O que você pensa sobre as operações de balões de lixo da Coreia do Norte?
“Acho difícil até mesmo comentar sobre os balões cheios de lixo. Como norte-coreano, esse é o único ato que me traz profunda vergonha e humilhação. Esses balões são ações anormais, sem sentido e antiéticas das quais o regime norte-coreano deveria se envergonhar. A Coreia do Norte alega que está respondendo a folhetos da Coreia do Sul criticando o regime. Se for esse o caso, eles deveriam responder com folhetos destacando a felicidade na sociedade norte-coreana ou apontando injustiças na sociedade sul-coreana para manter a consistência lógica.”
Por que você acha que a Coreia do Norte agiu dessa maneira?
“Acredito que o planejamento das operações do balão de lixo foi orquestrado pelo Departamento da Frente Unida, agora o 10º Bureau do Comitê Central do WPK, executado pelo Departamento do Estado-Maior do KPA e pelos militares, e divulgado pelo Departamento de Propaganda e Agitação do WPK. Essas três organizações compartilham uma característica comum: uma falta de compreensão das tendências internacionais, convenções e diplomacia, operando apenas com lealdade cega e imprudência. Se o Ministério das Relações Exteriores estivesse envolvido, eles não teriam cruzado uma linha tão absurda e vergonhosa.”
O que você acha das declarações divulgadas em nome de Kim Yo-jong sobre esse assunto?
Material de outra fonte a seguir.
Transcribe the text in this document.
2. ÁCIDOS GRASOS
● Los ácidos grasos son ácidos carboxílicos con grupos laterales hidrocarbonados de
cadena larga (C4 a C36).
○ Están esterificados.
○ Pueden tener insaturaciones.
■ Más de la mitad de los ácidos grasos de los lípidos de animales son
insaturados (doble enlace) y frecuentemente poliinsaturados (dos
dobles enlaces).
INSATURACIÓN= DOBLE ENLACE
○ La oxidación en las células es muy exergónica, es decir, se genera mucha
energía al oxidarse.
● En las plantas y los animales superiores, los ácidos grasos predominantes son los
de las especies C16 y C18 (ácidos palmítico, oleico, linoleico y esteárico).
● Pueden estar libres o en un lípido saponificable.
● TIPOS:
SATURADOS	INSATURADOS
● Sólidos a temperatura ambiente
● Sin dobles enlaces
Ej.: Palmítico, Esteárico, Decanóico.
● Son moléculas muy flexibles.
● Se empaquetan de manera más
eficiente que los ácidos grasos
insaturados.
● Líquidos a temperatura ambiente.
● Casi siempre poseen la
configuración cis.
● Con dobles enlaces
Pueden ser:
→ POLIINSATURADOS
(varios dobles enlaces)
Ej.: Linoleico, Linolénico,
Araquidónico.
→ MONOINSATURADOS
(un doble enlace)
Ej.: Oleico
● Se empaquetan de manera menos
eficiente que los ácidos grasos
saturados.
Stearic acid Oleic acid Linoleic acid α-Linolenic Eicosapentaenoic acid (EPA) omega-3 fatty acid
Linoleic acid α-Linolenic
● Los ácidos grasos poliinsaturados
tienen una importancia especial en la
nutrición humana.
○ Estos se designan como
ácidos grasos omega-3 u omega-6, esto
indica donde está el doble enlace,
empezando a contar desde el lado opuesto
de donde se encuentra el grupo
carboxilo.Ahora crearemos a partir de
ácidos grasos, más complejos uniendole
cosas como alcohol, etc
“As declarações foram emitidas em seu nome; é como se Kim Yo-jong apenas tivesse emprestado seu nome a elas. Isso me faz sentir pena dela. Seu nome está sendo usado para justificar ações como os balões de lixo, que o mundo inteiro critica e zomba. A noção de que Kim Yo-jong detém o status e o poder da segunda ou terceira pessoa mais poderosa é um absurdo. A sociedade norte-coreana está sob o governo singular. Todos, exceto o ‘Líder Supremo’, são apenas um peão. Até mesmo declarações emitidas em nome de Kim Yo-jong são orquestradas pelo Partido. Ela não vê o documento até depois de receber a diretiva de Kim Jong-un.”
Quais são seus planos para o futuro?
“Para pessoas como nós, é difícil viver sem acreditar na possibilidade de reunificação. Esperamos retornar às nossas cidades natais algum dia e buscar o perdão de nossas famílias. Se a reunificação acontecer, quero introduzir cultura, ciência e tecnologia avançadas à sociedade norte-coreana. Quando eu estava na Coreia do Norte, pensei que era mundano porque tinha viajado muito, mas depois de vir para a Coreia do Sul, percebi o quão ingênuo eu era. Eu não sabia nada sobre bancos, finanças, regulamentos de trânsito ou sistemas automatizados. O presidente Yoon Suk-yeol disse em seu discurso do Memorial Day deste ano: ‘A Coreia do Sul é agora um dos países mais brilhantes do mundo, mas a Coreia do Norte atrás da linha do armistício é a terra mais escura.’ Ele estava absolutamente certo. Quero pensar em como podemos trazer luz para essa terra escura.”